Видной фигурой на селе стал бывший ухажер Марии, он был членом сельсовета, вступил в партию и сделался одним из руководителей по перестройке обычной жизни. Постепенно стали исчезать зажиточные семьи, о которых после их вывоза никто ничего больше не слыхал. Когда же внезапно к хате Терещуков подъехал грузовик с сидевшими в нем заплаканными знакомыми односельчанами с узлами и какими-то вещами, Оксана как-то сразу отупела, перестала понимать окружающих, смутно поняла текст прочитанной бумаги о том, что семья Терещуков в числе других подлежит выселению за посредничество и помощь кулакам, поняла свою обреченность, даже не сопротивляясь, и начала утешать Марию и Остапа, что ведь не на смерть едем, да еще, слава богу, вместе, и не надо отчаиваться.
На сборы давали один час, а вещей разрешили взять столько, сколько смогут унести сами, и бросилась вся семья трясущимися руками собирать то, самое необходимое, что могло пригодиться для будущей жизни. Смутно догадывались: повезут на Север, а спросить было не у кого — сопровождающие грузовик люди были незнакомы, молчаливы и угрюмы. Помимо всякого самого необходимого для хозяйства, Оксана в свой узел еще запихала, вместе с плюшевой шубой, сапожками с ушками по бокам, и свой знаменитый расшитый полушалок.
Все было как в дурном долгом сне и кончилось тем, что, слава богу, вместе и со своими узлами и мешками они с последним пароходом, уже под осень, попали в Туруханск…
Силясь понять все, происшедшее с семьей, Оксана чувствовала, что, пожалуй, во многом виноват тот жених-комсомолец, которому отказала Мария, но о своих догадках молчала и не хотела растравлять и без того впавшую в отчаяние дочь.
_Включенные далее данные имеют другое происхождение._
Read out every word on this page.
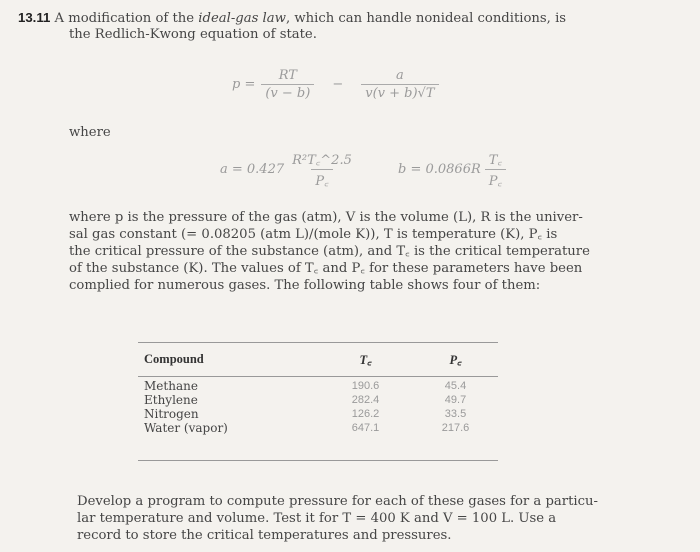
13.11 A modification of the ideal-gas law, which can handle nonideal conditions, is
the Redlich-Kwong equation of state.
$p = \frac{RT}{(v - b)} - \frac{a}{v(v + b)√T}$
where
$a = 0.427 \frac{\text{R²T꜀\textasciicircum{}2.5}}{P꜀}$	$b = 0.0866R \frac{T꜀}{P꜀}$
where p is the pressure of the gas (atm), V is the volume (L), R is the univer-
sal gas constant (= 0.08205 (atm L)/(mole K)), T is temperature (K), P꜀ is
the critical pressure of the substance (atm), and T꜀ is the critical temperature
of the substance (K). The values of T꜀ and P꜀ for these parameters have been
complied for numerous gases. The following table shows four of them:
Compound	T꜀	P꜀

Methane	190.6	45.4
Ethylene	282.4	49.7
Nitrogen	126.2	33.5
Water (vapor)	647.1	217.6
Develop a program to compute pressure for each of these gases for a particu-
lar temperature and volume. Test it for T = 400 K and V = 100 L. Use a
record to store the critical temperatures and pressures.
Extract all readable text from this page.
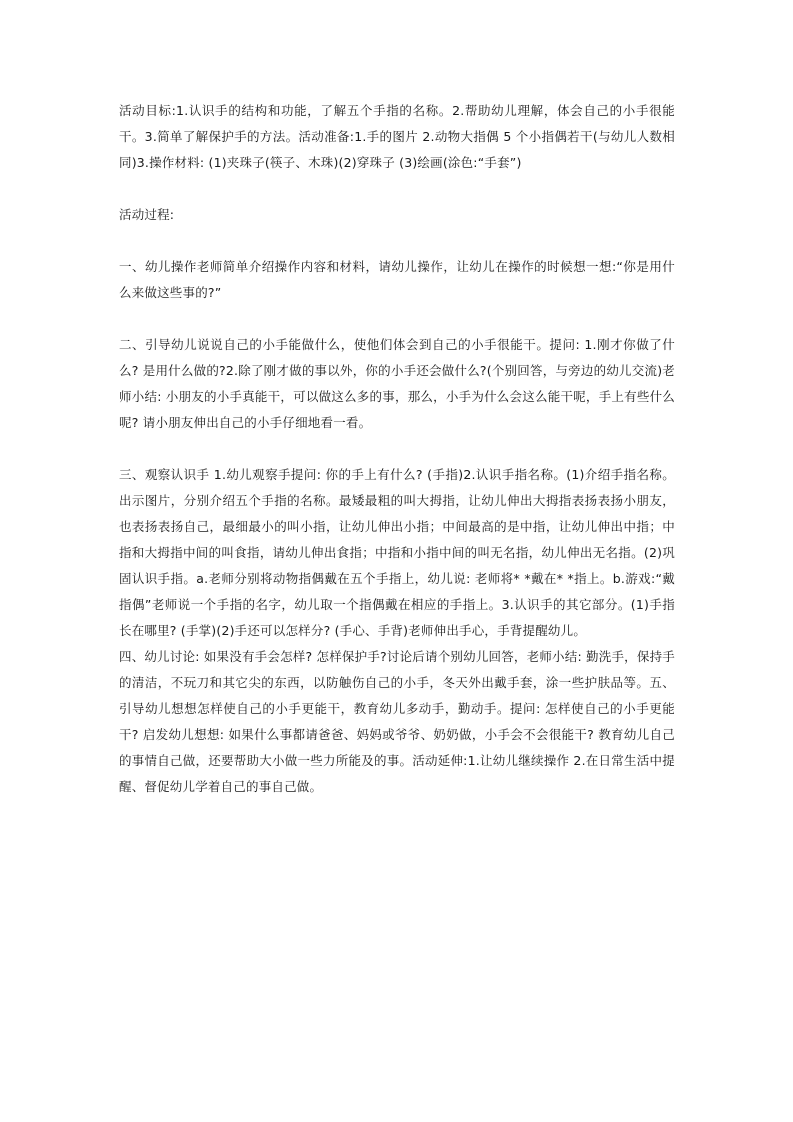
活动目标:1.认识手的结构和功能，了解五个手指的名称。2.帮助幼儿理解，体会自己的小手很能干。3.简单了解保护手的方法。活动准备:1.手的图片 2.动物大指偶 5 个小指偶若干(与幼儿人数相同)3.操作材料: (1)夹珠子(筷子、木珠)(2)穿珠子 (3)绘画(涂色:“手套”)

活动过程:

一、幼儿操作老师简单介绍操作内容和材料，请幼儿操作，让幼儿在操作的时候想一想:“你是用什么来做这些事的?”

二、引导幼儿说说自己的小手能做什么，使他们体会到自己的小手很能干。提问: 1.刚才你做了什么? 是用什么做的?2.除了刚才做的事以外，你的小手还会做什么?(个别回答，与旁边的幼儿交流)老师小结: 小朋友的小手真能干，可以做这么多的事，那么，小手为什么会这么能干呢，手上有些什么呢? 请小朋友伸出自己的小手仔细地看一看。

三、观察认识手 1.幼儿观察手提问: 你的手上有什么? (手指)2.认识手指名称。(1)介绍手指名称。出示图片，分别介绍五个手指的名称。最矮最粗的叫大拇指，让幼儿伸出大拇指表扬表扬小朋友，也表扬表扬自己，最细最小的叫小指，让幼儿伸出小指；中间最高的是中指，让幼儿伸出中指；中指和大拇指中间的叫食指，请幼儿伸出食指；中指和小指中间的叫无名指，幼儿伸出无名指。(2)巩固认识手指。a.老师分别将动物指偶戴在五个手指上，幼儿说: 老师将* *戴在* *指上。b.游戏:“戴指偶”老师说一个手指的名字，幼儿取一个指偶戴在相应的手指上。3.认识手的其它部分。(1)手指长在哪里? (手掌)(2)手还可以怎样分? (手心、手背)老师伸出手心，手背提醒幼儿。

四、幼儿讨论: 如果没有手会怎样? 怎样保护手?讨论后请个别幼儿回答，老师小结: 勤洗手，保持手的清洁，不玩刀和其它尖的东西，以防触伤自己的小手，冬天外出戴手套，涂一些护肤品等。五、引导幼儿想想怎样使自己的小手更能干，教育幼儿多动手，勤动手。提问: 怎样使自己的小手更能干? 启发幼儿想想: 如果什么事都请爸爸、妈妈或爷爷、奶奶做，小手会不会很能干? 教育幼儿自己的事情自己做，还要帮助大小做一些力所能及的事。活动延伸:1.让幼儿继续操作 2.在日常生活中提醒、督促幼儿学着自己的事自己做。
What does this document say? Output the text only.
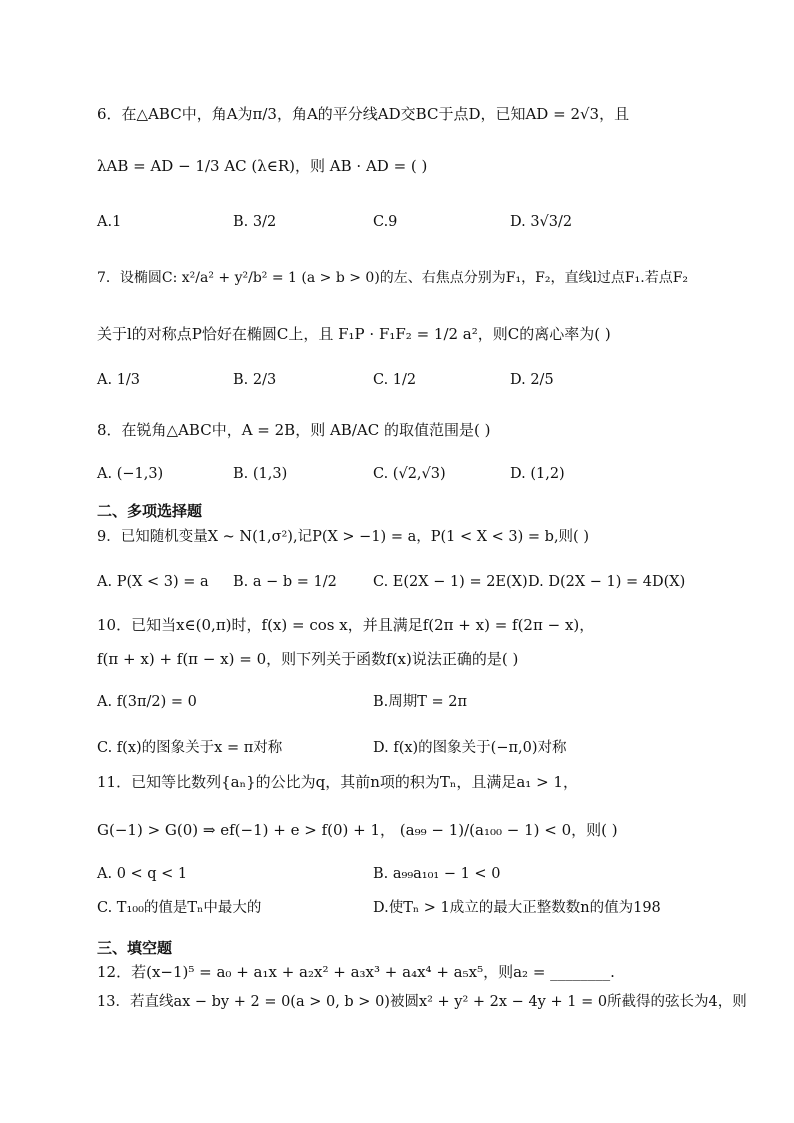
6．在△ABC中，角A为π/3，角A的平分线AD交BC于点D，已知AD = 2√3，且
λAB = AD − 1/3 AC (λ∈R)，则 AB · AD = ( )
A.1	B. 3/2	C.9	D. 3√3/2
7．设椭圆C: x²/a² + y²/b² = 1 (a > b > 0)的左、右焦点分别为F₁，F₂，直线l过点F₁.若点F₂
关于l的对称点P恰好在椭圆C上，且 F₁P · F₁F₂ = 1/2 a²，则C的离心率为( )
A. 1/3	B. 2/3	C. 1/2	D. 2/5
8．在锐角△ABC中，A = 2B，则 AB/AC 的取值范围是( )
A. (−1,3)	B. (1,3)	C. (√2,√3)	D. (1,2)
二、多项选择题
9．已知随机变量X ~ N(1,σ²),记P(X > −1) = a，P(1 < X < 3) = b,则( )
A. P(X < 3) = a B. a − b = 1/2 C. E(2X − 1) = 2E(X) D. D(2X − 1) = 4D(X)
10．已知当x∈(0,π)时，f(x) = cos x，并且满足f(2π + x) = f(2π − x)，
f(π + x) + f(π − x) = 0，则下列关于函数f(x)说法正确的是( )
A. f(3π/2) = 0	B.周期T = 2π
C. f(x)的图象关于x = π对称	D. f(x)的图象关于(−π,0)对称
11．已知等比数列{aₙ}的公比为q，其前n项的积为Tₙ，且满足a₁ > 1，
G(−1) > G(0) ⇒ ef(−1) + e > f(0) + 1， (a₉₉ − 1)/(a₁₀₀ − 1) < 0，则( )
A. 0 < q < 1	B. a₉₉a₁₀₁ − 1 < 0
C. T₁₀₀的值是Tₙ中最大的	D.使Tₙ > 1成立的最大正整数数n的值为198
三、填空题
12．若(x−1)⁵ = a₀ + a₁x + a₂x² + a₃x³ + a₄x⁴ + a₅x⁵，则a₂ = ________.
13．若直线ax − by + 2 = 0(a > 0, b > 0)被圆x² + y² + 2x − 4y + 1 = 0所截得的弦长为4，则
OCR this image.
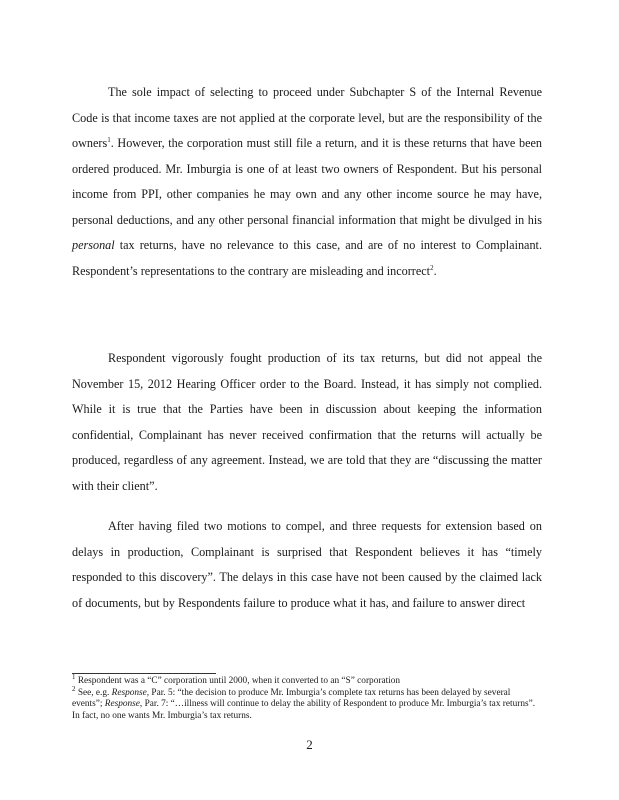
The sole impact of selecting to proceed under Subchapter S of the Internal Revenue Code is that income taxes are not applied at the corporate level, but are the responsibility of the owners$^1$. However, the corporation must still file a return, and it is these returns that have been ordered produced. Mr. Imburgia is one of at least two owners of Respondent. But his personal income from PPI, other companies he may own and any other income source he may have, personal deductions, and any other personal financial information that might be divulged in his personal tax returns, have no relevance to this case, and are of no interest to Complainant. Respondent’s representations to the contrary are misleading and incorrect$^2$.

Respondent vigorously fought production of its tax returns, but did not appeal the November 15, 2012 Hearing Officer order to the Board. Instead, it has simply not complied. While it is true that the Parties have been in discussion about keeping the information confidential, Complainant has never received confirmation that the returns will actually be produced, regardless of any agreement. Instead, we are told that they are “discussing the matter with their client”.

After having filed two motions to compel, and three requests for extension based on delays in production, Complainant is surprised that Respondent believes it has “timely responded to this discovery”. The delays in this case have not been caused by the claimed lack of documents, but by Respondents failure to produce what it has, and failure to answer direct

$^1$ Respondent was a “C” corporation until 2000, when it converted to an “S” corporation

$^2$ See, e.g. Response, Par. 5: “the decision to produce Mr. Imburgia’s complete tax returns has been delayed by several events”; Response, Par. 7: “…illness will continue to delay the ability of Respondent to produce Mr. Imburgia’s tax returns”. In fact, no one wants Mr. Imburgia’s tax returns.

2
Как случилось, что Остап остался при жене и бабке, — было непонятно. Кроме раскулаченных, репрессированных и верующих, были в Туруханске и высланные с родных южных мест, жены караимов, грузин, получившие общую кличку «гречек», то есть гречанок. «Гречки» рассказывали, как к ним приезжали на грузовиках, сообщали об их судьбе, ничего толком не разъясняя, забирали целые семьи и отвозили на ближайшую станцию, где стояли уже подготовленные составы из теплушек. Тут семьи разбивали и, для «удобства» переселяемых, всех мужчин помещали в одни вагоны, а женщин, детей и домашние вещи оставляли в других. То, что все вещи оставались при женщинах, их успокаивало, к тому же были слухи, что все это происходит на малых станциях и что впереди, в крупных городах, их ждут спецпоезда. Женщины надеялись, что в этих спецпоездах их вновь объединят с мужьями и отцами, и довольно спокойно простились при посадке в разные вагоны.
На деле оказалось, что ни одна семья больше не видела своих мужчин, и, куда и на что их увезли, осталось неизвестным. При бабушках и матерях остались только дети и подростки школьного возраста. Как-то по прибытии помогли устроиться с жильем, а детей определили в школы.